In another news, the bank has also inked a pact with Kia Motors for finance and banking solutions.

As per an article in The Economic Times, the bank will be able to provide end-to-end financial solutions to Kia motors India.

Here's an excerpt from the article:

  • According to the memorandum of understanding (MoU) inked between both the companies, Yes Bank will offer financing and banking solutions to Kia car dealers with products such as term loans, cash credit and inventory funding.

Note that the stock of the company plunged to its lowest levels in over two years in November. Losses were seen after credit rating agencies ICRA and CARE ratings downgraded the bank's debt instruments.

ICRA downgraded domestic long-term ratings of the bank's senior debt instruments to 'ICRA AA' from 'ICRA AA+' and its subordinate debt instruments to 'ICRA AA-' from 'ICRA AA'.

Meanwhile, CARE Ratings cut domestic ratings of Yes Bank's senior debt instruments to 'CARE AA+' from 'CARE AAA' and subordinate debt instruments to 'CARE AA' from 'CARE AA+'.

Yes bank share price is presently trading up by 4%.

To know more about the company, you can access to Yes bank Q2FY19 result analysis and Yes bank Stock Analysis on our website.

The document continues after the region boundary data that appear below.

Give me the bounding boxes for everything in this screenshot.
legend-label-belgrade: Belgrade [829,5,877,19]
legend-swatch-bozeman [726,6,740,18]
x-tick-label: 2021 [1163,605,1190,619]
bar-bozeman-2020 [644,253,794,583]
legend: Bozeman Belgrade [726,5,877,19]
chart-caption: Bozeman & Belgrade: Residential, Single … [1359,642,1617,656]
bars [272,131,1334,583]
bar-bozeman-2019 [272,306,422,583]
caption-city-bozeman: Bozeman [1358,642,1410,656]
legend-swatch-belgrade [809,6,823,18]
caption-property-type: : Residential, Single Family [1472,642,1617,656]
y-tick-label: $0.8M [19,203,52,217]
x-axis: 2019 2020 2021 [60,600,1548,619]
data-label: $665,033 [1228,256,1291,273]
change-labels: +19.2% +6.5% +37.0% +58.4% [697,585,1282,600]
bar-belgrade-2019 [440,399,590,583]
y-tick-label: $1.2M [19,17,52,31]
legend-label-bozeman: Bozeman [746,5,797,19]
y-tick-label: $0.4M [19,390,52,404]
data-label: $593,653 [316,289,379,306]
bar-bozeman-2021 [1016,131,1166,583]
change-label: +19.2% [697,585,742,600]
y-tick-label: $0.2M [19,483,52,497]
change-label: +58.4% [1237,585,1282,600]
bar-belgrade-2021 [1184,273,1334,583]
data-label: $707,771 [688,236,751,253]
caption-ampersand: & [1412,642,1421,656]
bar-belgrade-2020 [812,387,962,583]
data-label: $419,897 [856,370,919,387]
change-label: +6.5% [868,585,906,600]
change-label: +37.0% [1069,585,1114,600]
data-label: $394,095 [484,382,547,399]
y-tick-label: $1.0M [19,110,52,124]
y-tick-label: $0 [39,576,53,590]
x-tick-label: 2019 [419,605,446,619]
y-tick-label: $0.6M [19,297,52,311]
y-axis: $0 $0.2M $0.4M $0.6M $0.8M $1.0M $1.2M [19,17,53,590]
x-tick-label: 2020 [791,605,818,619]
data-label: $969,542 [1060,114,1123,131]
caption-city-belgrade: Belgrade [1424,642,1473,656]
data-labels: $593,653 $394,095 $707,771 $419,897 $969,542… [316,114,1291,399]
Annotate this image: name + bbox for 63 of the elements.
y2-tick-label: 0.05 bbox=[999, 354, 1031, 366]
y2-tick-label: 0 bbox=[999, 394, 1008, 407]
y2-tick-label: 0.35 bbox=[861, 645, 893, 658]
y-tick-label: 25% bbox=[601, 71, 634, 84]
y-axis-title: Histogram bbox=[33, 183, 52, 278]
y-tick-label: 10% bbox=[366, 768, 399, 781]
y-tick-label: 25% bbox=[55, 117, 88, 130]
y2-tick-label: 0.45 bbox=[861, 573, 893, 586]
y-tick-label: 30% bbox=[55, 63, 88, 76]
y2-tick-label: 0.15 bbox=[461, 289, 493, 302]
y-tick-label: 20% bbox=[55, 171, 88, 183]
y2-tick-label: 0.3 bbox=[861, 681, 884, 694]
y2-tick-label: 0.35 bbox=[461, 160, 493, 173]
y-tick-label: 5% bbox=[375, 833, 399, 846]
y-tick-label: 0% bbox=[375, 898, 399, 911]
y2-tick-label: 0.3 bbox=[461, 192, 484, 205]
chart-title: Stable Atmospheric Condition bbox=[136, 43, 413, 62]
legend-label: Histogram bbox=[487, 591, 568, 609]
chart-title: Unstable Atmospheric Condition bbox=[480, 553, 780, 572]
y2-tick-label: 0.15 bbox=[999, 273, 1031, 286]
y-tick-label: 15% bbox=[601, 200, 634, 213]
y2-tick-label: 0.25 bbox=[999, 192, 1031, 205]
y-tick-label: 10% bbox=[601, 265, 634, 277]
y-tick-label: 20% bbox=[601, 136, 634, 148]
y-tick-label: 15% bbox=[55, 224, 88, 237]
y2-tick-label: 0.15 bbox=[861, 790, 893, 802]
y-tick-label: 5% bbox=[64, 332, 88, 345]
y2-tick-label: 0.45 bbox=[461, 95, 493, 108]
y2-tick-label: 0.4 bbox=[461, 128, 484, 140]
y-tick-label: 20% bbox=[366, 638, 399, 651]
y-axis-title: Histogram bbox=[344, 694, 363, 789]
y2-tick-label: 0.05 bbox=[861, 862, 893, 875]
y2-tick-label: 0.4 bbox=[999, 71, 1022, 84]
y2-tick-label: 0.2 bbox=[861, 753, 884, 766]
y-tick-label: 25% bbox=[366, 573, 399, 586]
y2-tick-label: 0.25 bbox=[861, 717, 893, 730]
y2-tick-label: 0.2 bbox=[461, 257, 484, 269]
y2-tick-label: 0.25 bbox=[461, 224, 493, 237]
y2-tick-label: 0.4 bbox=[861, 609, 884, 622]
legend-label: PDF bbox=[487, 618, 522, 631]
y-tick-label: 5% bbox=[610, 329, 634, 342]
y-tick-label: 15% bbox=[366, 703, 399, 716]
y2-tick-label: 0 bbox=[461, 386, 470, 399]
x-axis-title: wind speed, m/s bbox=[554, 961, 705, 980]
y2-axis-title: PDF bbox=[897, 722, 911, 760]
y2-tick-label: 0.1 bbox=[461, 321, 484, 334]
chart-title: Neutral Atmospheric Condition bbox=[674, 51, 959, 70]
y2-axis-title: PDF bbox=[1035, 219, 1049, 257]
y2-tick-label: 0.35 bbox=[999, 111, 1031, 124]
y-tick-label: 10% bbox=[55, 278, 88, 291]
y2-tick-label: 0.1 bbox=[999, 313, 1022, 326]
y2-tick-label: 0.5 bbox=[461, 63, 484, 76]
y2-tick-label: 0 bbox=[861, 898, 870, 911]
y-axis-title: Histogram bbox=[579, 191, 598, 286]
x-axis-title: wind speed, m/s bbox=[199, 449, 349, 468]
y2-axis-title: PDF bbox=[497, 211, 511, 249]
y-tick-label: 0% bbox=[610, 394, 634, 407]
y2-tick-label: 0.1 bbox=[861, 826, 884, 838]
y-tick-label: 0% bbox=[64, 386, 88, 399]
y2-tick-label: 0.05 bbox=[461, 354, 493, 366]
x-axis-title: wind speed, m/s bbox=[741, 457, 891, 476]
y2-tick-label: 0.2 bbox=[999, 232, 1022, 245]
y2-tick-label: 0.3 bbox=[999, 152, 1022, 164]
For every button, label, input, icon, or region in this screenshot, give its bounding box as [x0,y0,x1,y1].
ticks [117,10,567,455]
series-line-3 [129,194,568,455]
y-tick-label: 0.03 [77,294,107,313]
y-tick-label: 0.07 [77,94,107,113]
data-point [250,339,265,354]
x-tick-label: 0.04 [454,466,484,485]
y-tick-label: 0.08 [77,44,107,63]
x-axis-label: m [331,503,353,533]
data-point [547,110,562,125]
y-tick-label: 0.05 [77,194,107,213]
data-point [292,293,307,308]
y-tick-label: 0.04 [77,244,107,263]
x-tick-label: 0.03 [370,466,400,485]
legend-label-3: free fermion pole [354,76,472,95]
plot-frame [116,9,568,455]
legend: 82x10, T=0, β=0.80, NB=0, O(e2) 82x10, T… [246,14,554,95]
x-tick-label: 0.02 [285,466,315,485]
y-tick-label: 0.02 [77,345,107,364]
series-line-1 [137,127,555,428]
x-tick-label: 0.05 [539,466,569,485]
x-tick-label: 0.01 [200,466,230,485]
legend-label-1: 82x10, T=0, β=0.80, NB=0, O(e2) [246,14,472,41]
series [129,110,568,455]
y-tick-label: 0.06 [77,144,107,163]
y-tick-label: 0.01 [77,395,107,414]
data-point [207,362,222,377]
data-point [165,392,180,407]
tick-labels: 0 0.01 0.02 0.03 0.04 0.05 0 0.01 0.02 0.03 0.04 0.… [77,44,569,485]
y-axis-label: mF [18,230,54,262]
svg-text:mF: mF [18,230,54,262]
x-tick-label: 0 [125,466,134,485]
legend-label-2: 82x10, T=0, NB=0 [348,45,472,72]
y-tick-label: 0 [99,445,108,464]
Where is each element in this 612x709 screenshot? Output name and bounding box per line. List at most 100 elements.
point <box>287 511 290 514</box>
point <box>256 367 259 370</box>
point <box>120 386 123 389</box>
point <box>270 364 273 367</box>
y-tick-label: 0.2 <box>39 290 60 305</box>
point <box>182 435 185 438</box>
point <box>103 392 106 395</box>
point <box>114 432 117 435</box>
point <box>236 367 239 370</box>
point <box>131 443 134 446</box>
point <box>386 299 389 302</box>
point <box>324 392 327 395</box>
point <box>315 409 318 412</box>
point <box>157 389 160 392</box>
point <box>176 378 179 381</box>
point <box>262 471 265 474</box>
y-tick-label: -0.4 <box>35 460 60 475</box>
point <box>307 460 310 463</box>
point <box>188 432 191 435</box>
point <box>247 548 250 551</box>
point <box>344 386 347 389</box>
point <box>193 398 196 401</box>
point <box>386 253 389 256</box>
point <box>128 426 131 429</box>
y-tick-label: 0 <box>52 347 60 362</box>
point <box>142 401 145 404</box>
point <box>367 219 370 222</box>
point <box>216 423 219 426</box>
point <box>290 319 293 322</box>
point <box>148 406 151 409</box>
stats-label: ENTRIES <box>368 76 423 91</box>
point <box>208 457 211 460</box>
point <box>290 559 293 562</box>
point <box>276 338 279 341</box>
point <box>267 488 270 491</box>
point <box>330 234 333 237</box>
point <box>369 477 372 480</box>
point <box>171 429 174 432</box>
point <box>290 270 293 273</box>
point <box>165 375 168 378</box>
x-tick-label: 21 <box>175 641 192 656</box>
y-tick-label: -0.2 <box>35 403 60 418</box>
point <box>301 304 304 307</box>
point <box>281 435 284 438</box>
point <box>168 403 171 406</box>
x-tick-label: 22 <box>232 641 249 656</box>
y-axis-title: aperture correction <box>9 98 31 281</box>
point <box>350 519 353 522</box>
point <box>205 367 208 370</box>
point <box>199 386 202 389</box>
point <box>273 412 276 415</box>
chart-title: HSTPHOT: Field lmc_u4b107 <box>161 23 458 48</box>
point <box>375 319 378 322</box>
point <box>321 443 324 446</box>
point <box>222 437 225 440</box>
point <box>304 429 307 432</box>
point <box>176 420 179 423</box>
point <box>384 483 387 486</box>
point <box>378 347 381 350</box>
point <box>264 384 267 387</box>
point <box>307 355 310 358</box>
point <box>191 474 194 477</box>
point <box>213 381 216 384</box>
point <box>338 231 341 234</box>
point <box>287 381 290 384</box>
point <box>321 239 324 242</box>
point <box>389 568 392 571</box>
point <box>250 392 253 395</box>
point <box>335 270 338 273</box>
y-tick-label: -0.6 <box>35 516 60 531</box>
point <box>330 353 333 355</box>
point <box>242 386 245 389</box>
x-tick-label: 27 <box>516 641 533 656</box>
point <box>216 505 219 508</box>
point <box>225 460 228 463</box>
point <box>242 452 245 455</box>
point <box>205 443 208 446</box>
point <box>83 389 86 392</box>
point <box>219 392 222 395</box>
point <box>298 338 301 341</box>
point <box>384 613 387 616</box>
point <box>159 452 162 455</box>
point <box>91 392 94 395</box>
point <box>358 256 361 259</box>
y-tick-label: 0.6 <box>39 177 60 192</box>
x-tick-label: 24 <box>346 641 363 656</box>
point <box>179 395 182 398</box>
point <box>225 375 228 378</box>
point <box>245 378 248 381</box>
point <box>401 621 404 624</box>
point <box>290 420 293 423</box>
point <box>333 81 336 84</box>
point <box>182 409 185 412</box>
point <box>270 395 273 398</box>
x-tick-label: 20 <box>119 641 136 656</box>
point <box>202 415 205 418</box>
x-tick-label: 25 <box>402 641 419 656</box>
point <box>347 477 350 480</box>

Speaking of banking sector, credit growth for banks is back to its 5-year high. Have a look at the chart below:

Credit Growth Back to 5 Year High

The credit growth that banks in India posted in December quarter of 2018, at 15.1% YoY, is not just very healthy. It's nearly 2 times GDP growth. But it also back to the five-year high.

Strong credit disbursal is clearly a sign of many things to come. Higher consumption demand, better capacity utilization, more capex and higher profits.

It would be interesting to see how this trend follows in 2019. Meanwhile, we will keep you updated on all the developments from this space.